La Route nationale menant vers Pikine a vécu, ce vendredi 30 janvier, l’une de ses journées les plus sombres. À hauteur de l’école Mariama Niass, dans le sens Croisement Cambérène, un accident mortel impliquant un bus Tata et un conducteur de moto Jakarta a coûté la vie à ce dernier. En quelques minutes, la douleur s’est transformée en colère. Des conducteurs de motos, furieux, ont pris pour cible le bus, qu’ils ont incendié sous les yeux de riverains choqués.

 

Sur les lieux, l’atmosphère était lourde et tendue. Sirènes des sapeurs pompiers, présence massive de la police, cris et agitation, la scène ressemblait à un champ de ruines urbain. « Le corps était coincé sous le véhicule, les jeunes étaient incontrôlables », raconte un Jakartaman rencontré à l’entrée du stade municipal Mady Cissé.
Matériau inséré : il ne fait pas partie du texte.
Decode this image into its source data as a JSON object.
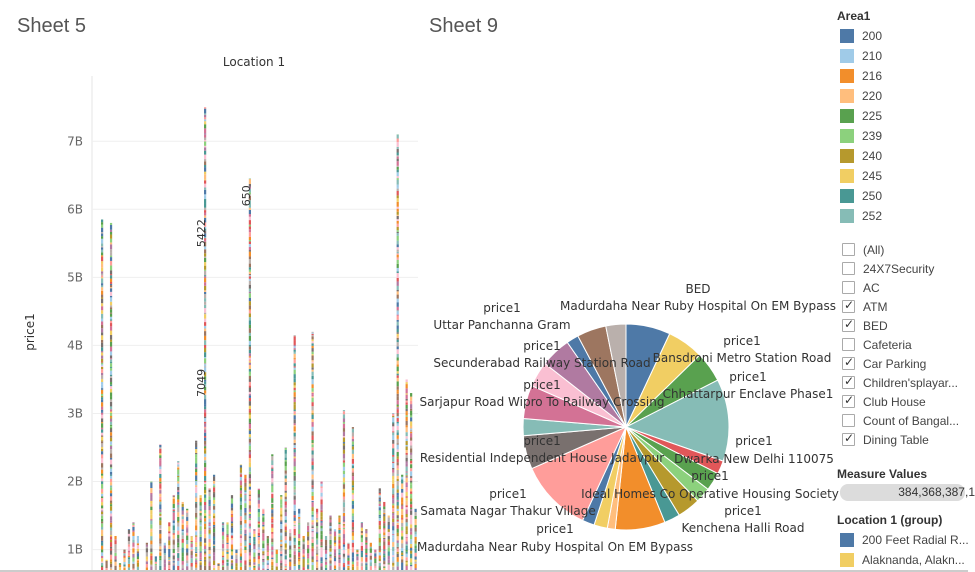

La circulation a été aussitôt bloquée, plongeant tout l’axe routier dans d’interminables embouteillages.

 

Le lendemain, Dakaractu a sillonné plusieurs points stratégiques des Parcelles Assainies, notamment l’arrêt Tata 26, l’arrêt « Tiak Tiak » du stade et l’unité 7. Là bas, les chauffeurs, encore marqués, dénoncent unanimement l’escalade de violence. « Ce genre de situation, on l’a déjà vécu. Après un accident, certains veulent régler les comptes sur place. C’est regrettable... », confie Djily Fall, chauffeur et président de l’arrêt Tata 26.

 

À l’ombre des bus immobilisés, mécaniciens et receveurs appellent au calme et au respect de la loi. « Brûler un véhicule qui coûte des millions ne ramènera personne à la vie. La mort fait mal, mais ce n’est pas une raison pour détruire », lâche Baye Fall, mécanicien. 

 

Pour Jacques Gomis, receveur, le message est clair : « Jakartaman, chauffeurs de Tata, taximen… nous sommes tous de la même famille. Se faire justice soi même, c’est du banditisme! »

 

Chez les conducteurs de motos Jakarta, la colère se mêle à la lucidité. Baye Serigne Ndiaye reconnaît des manquements, tout en pointant du doigt le manque de considération. « Souvent, on ne nous respecte pas sur la route. Mais mettre le feu à un bus n’est pas la solution. Il faut se contrôler, même si la douleur est immense. » Les taximen et chauffeurs de camions abondent dans le même sens, dénonçant la vitesse excessive, la précipitation et l’imprudence de part et d’autre.

 

 

Ce drame remet au centre du débat la cohabitation chaotique sur les routes de Dakar. Tous les acteurs rencontrés réclament un encadrement plus strict, des sanctions fermes et un suivi rigoureux des autorités, aussi bien pour les chauffeurs de bus que pour les conducteurs de motos. Car tant que la route restera un espace sans règles respectées, chaque accident portera en lui le risque d’un nouveau brasier.